A la même époque on s’affranchit des matériaux classiques : on orne les pièces de matières organique (comme l’ivoire) et même de pierres de synthèse, comble de la modernité. Du côté des couleurs on reprend les techniques de l’émaillerie religieuse des XVème et XVIème siècles comme le plique-à-jour ou l’émail peint pour les pousser à un degré ultime de perfection.
Le célèbre René Lalique connaissait bien Henri Vever. En témoignent leurs collaborations, ses correspondances ainsi que les charmantes marguerites redécouvertes récemment à l’occasion du lancement de la nouvelle maison Vever en 2021.
Nous pouvons ainsi découvrir une émouvante demi-parure en or émaillé figurant des motifs de marguerites présentée. Une paire de boucles d’oreilles et une broche, conservées dans une boite de service. Grâce à une note en photo ci-dessous, écrite par une personne probablement née dans les années 1920-1930, nous apprenons qu’en 1898, Marguerite la fille de Henri Vever, fêtait ses 12 ans. Pour l’occasion, René Lalique lui créa ces pièces, riches de pureté et d’innocence.
Enfin, une des pièces les plus caractéristiques du style de la Maison Vever aux débuts du XXe siècle est cette broche pendentif en or jaune, émail et diamants datant de 1900, représentant une femme libellule. Cette broche, en couverture du catalogue donné par la Maison Vever lors de l’exposition, est bien caractéristique de l’Art Nouveau. Tout y est : la faune, la flore et la femme. Il s’agit d’un visage de femme de profil, le regard plongé dans la verdure environnante émaillée, de son chignon naissent des ailes de libellule orangées.

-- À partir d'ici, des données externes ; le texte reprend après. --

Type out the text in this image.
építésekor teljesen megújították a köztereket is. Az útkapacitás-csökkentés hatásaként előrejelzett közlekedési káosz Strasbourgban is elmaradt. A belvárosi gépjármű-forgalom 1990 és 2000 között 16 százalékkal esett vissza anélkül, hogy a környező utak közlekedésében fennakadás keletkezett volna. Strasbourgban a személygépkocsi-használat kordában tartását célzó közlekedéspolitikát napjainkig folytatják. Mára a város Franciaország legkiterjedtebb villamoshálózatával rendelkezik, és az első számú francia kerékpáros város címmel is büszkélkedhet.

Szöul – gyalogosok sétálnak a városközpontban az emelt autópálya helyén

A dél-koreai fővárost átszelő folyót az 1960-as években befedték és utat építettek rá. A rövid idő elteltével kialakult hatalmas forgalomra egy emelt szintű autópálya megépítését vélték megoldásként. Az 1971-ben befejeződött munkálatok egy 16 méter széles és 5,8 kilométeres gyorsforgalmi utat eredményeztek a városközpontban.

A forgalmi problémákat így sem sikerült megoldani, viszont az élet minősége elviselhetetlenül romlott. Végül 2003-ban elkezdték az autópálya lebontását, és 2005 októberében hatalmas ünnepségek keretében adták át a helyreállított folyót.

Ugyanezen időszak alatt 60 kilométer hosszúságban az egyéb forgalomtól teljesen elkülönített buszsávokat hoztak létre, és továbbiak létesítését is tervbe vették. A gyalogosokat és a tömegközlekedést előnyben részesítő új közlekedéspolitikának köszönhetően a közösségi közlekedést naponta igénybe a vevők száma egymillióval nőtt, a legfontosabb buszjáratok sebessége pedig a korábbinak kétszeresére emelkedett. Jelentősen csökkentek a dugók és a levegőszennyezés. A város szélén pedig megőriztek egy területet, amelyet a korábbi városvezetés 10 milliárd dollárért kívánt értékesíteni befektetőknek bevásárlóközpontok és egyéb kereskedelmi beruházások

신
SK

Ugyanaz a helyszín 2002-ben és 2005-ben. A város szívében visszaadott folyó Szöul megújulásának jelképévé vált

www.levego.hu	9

Les années d’insouciance avant la guerre 1914-1918
Pour se remettre dans le contexte d’une époque et la vie d’une famille, rien de tel que certains objets comme les bijoux ou les accessoires précieux. Il en va ainsi pour une pièce insolite qui m’a littéralement conquise. Il s’agit d’un étui à cigarettes en or jaune gravé en réserve de dessins propres de la période figurant à merveille les activités préférées des gentlemen.

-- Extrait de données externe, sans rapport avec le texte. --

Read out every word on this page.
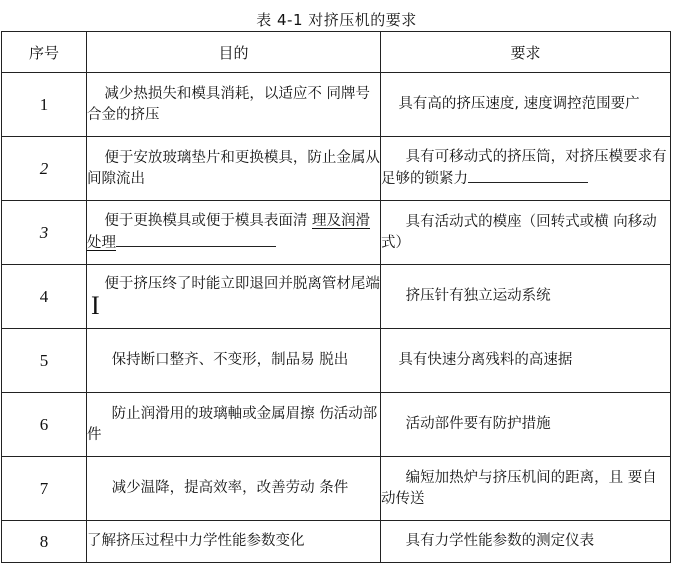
表 4-1 对挤压机的要求
序号	目的	要求
1	减少热损失和模具消耗，以适应不 同牌号合金的挤压	具有高的挤压速度, 速度调控范围要广
2	便于安放玻璃垫片和更换模具，防止金属从间隙流出	具有可移动式的挤压筒，对挤压模要求有足够的锁紧力
3	便于更换模具或便于模具表面清 理及润滑处理	具有活动式的模座（回转式或横 向移动式）
4	便于挤压终了时能立即退回并脱离管材尾端I	挤压针有独立运动系统
5	保持断口整齐、不变形，制品易 脱出	具有快速分离残料的高速据
6	防止润滑用的玻璃軸或金属眉擦 伤活动部件	活动部件要有防护措施
7	减少温降，提高效率，改善劳动 条件	编短加热炉与挤压机间的距离，且 要自动传送
8	了解挤压过程中力学性能参数变化	具有力学性能参数的测定仪表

Equivalent du bracelet orné de charms avant l’heure, toutes les activités sont figurées par une gravure en réserve émaillée des occupations préférées des personnes fortunées avant la première guerre mondiale. Chasse, sports automobile, aéronautique, tabacologie, champagne, collectionite et cercle littéraire avec la présence d’un petit chat digne à la Steinlen (le père de la célèbre affiche du cabaret le Chat Noir), la machine à remonter le temps est actionnée ! L’intérêt de l’objet repose aussi sur l’existence de la facture maison indiquant clairement les dates de commande et de livraison de l’objet. C’est le gendre d’Henri Vever qui passe commande en 1912.

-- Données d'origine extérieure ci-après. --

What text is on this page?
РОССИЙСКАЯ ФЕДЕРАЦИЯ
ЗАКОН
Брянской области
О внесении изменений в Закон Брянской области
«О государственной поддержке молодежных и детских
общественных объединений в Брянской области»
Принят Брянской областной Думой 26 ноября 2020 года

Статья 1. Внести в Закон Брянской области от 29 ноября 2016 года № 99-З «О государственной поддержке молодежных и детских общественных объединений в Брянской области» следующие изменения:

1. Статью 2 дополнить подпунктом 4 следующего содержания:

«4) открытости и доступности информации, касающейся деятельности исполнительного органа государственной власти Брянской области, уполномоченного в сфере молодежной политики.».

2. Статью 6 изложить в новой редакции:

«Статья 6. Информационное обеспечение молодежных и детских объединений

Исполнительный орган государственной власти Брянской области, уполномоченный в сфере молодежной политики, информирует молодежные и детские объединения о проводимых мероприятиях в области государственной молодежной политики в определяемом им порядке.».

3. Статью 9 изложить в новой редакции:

La maison connait jusqu’à la première guerre mondiale un succès incontestable, devenant le meilleur diffuseur de l’Art Nouveau en matière de joaillerie. Après quelques années de sommeil, il semble que la Belle au bois dormant trouve un nouveau souffle grâce à la relève familiale.
En effet, Camille et Damien Vever ont repris le flambeau en 2021 développant une ligne de bijoux aux thèmes chers à Henri et Paul : la femme, la flore et la faune. Et en 2023 la success story se poursuit : après Paris, Londres, Bruxelles, et Doha un nouveau point de vente ouvre à Dubaï !
L’exposition Dans l’intimité de Vever présente l’histoire de la maison, de sa création à aujourd’hui.